La cybersecurity è “Zero trust”

“Ti fidi di me?” Beh, la risposta è no. Questo è il principio dell'approccio "Zero Trust". 

Davanti a tipologie di attacchi sempre nuove, e soprattutto di fronte a un accelerazione esponenziale del lavoro agile e la conseguente dematerializzazione della postazione di lavoro diventa impossibile definire un perimetro aziendale definire ciò che è interno da ciò che è esterno.

 

 

Il 2020 è stato un anno chiave per il tema dell'information secuirty. L’importanza dei servizi IT, nel momento in cui ci si è trovati ad affrontare lo smart working in modo massivo, è diventata palese.
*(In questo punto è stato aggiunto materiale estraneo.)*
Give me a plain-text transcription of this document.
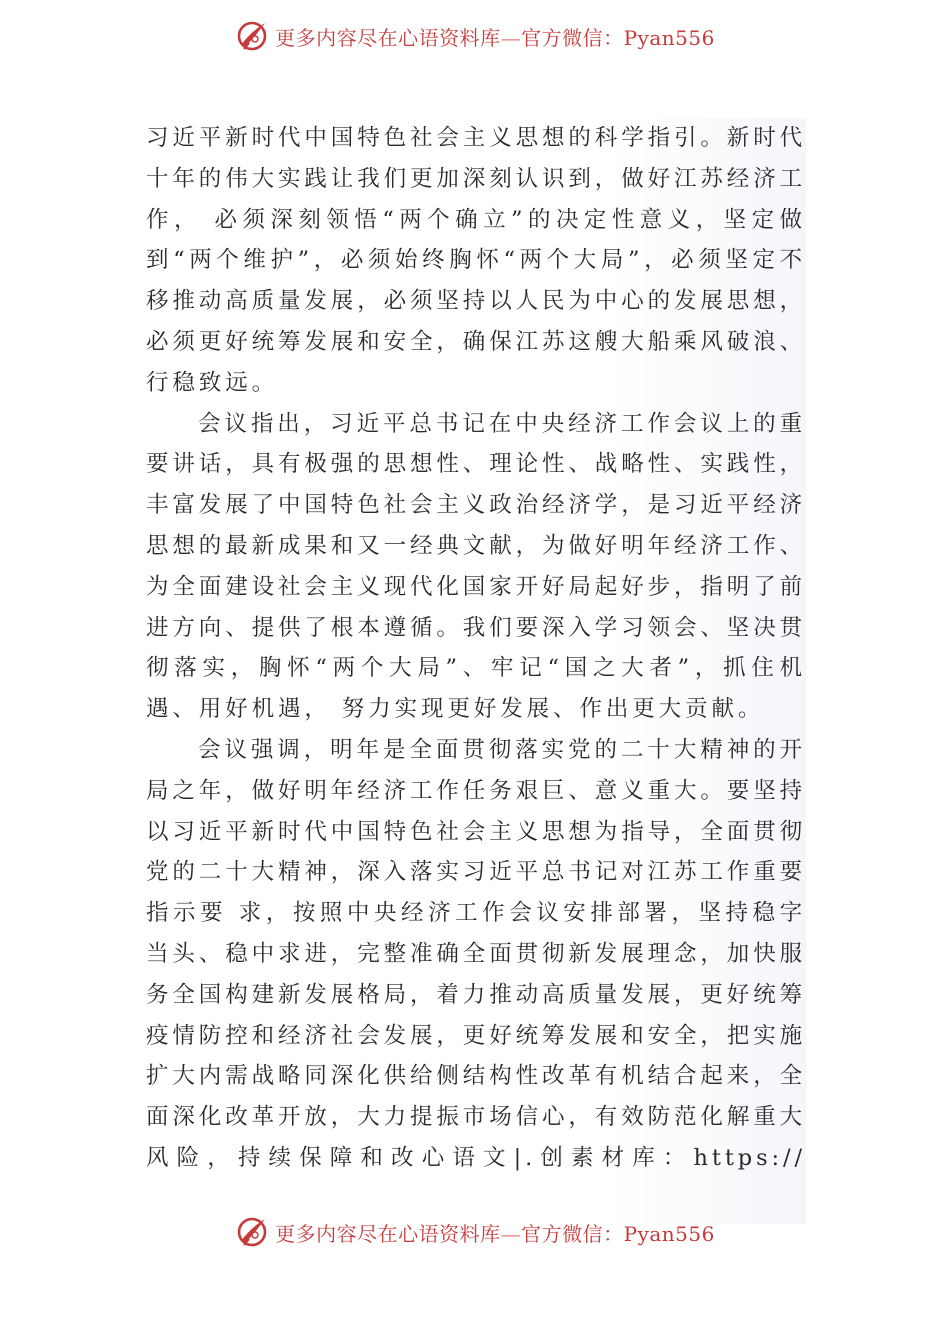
更多内容尽在心语资料库—官方微信：Pyan556

习近平新时代中国特色社会主义思想的科学指引。新时代十年的伟大实践让我们更加深刻认识到，做好江苏经济工作， 必须深刻领悟“两个确立”的决定性意义，坚定做到“两个维护”，必须始终胸怀“两个大局”，必须坚定不移推动高质量发展，必须坚持以人民为中心的发展思想，必须更好统筹发展和安全，确保江苏这艘大船乘风破浪、行稳致远。

会议指出，习近平总书记在中央经济工作会议上的重要讲话，具有极强的思想性、理论性、战略性、实践性，丰富发展了中国特色社会主义政治经济学，是习近平经济思想的最新成果和又一经典文献，为做好明年经济工作、为全面建设社会主义现代化国家开好局起好步，指明了前进方向、提供了根本遵循。我们要深入学习领会、坚决贯彻落实，胸怀“两个大局”、牢记“国之大者”，抓住机遇、用好机遇， 努力实现更好发展、作出更大贡献。

会议强调，明年是全面贯彻落实党的二十大精神的开局之年，做好明年经济工作任务艰巨、意义重大。要坚持以习近平新时代中国特色社会主义思想为指导，全面贯彻党的二十大精神，深入落实习近平总书记对江苏工作重要指示要 求，按照中央经济工作会议安排部署，坚持稳字当头、稳中求进，完整准确全面贯彻新发展理念，加快服务全国构建新发展格局，着力推动高质量发展，更好统筹疫情防控和经济社会发展，更好统筹发展和安全，把实施扩大内需战略同深化供给侧结构性改革有机结合起来，全面深化改革开放，大力提振市场信心，有效防范化解重大风险，持续保障和改心语文|.创素材库：https://

更多内容尽在心语资料库—官方微信：Pyan556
Molte aziende hanno reagito a questa presa di coscienza in modo poco strutturato, cosa che invece non è stata fatta dagli hacker, i gruppi criminali infatti hanno organizzato prontamente e in maniera puntuale le proprie strategie.

 

 

In questo scenario diventa quindi complesso per i team IT e security garantire la sicurezza delle informazioni attraverso un approccio tradizionale.

 

Prendiamo come esempio la VPN, da sempre ritenuta la migliore soluzione per accedere alle risorse aziendali, oggi si dimostra, se non integrata con altri strumenti, molto rischiosa. Perché? Proprio perché non possiamo fidarci di nessuno, nemmeno della presunta consapevolezza dei nostri utenti.

 

Questo è il punto di partenza dell’approccio zero trust: non esiste più una separazione tra esterno all’azienda (e quindi potenzialmente pericoloso) e interno all’azienda (e quindi sicuramente privo di rischi). Il rischio è ovunque e nessun utente può essere considerato fidato (e quindi sicuro)

 

 

Cosa può essere fatto allora? Come prima cosa una valutazione del rischio insieme a CEO  e CIO, in modo che possano comprendere l’entità dei pericoli a cui vanno incontro. Attraverso un attività di risk assessment è possibile e definire la strategia più efficace per minimizzare il rischio di attacco (e conseguente possibile data breach) garantendo anche  di utilizzare le risorse a disposizione nel modo più efficace possibile. (Di risk assessment abbiamo parlato nel post precedente link).

 

 

Secondo step?  Rendere consapevoli gli utenti sia della importanza del proprio ruolo per garantire la sicurezza delle informazioni sia per quanto riguarda le minacce che si presentano durante la quotidianità del proprio lavoro. Soprattutto in una situazione in cui le figure tecniche non possono intervenire tempestivamente formare, quindi, gli utenti attraverso piattaforme di awareness e simulazioni diventa fondamentale per garantire un elevato livello di sicurezza.

 

 

Terzo step? La deception. Si tratta di riconoscere le mosse dell’attaccante ancor prima di pensare a bloccarlo. Questo richiede una grande consapevolezza di ciò che i criminali stanno facendo per eludere la sicurezza. Da questo punto di vista possono venire in aiuto piattaforme di monitoring che però devono essere seguite H24 da figure specializzate, in alternativa se non si hanno sufficienti risorse è possibile affidarsi a servici di SOC as e Service che prendano incarico l'intero processo di monitoraggio.

 

 

Ultimo punto ma non per importanza è la gestione degli accessi, privilegiati e non,  l'utlizzo di strumenti di MFA (Multifactor Authentication) e CA (Accesso condizionale, che permettano l'accesso solamente da device o luoghi autorizzati) sono fondamentali per garantire che la persona che sta tentando di accedere ai servizi aziendali, tra questi rientra anche la VPN stessa, sia effettivamente chi dichiara di essere. Se questi strumenti nell'operatività in sede possono sembrare superflui, nel lavoro remoto diventano essenziali in uno scenario in cui non è possibile verificare fisicamente e visivamente chi sta accedendo ai propri servizi.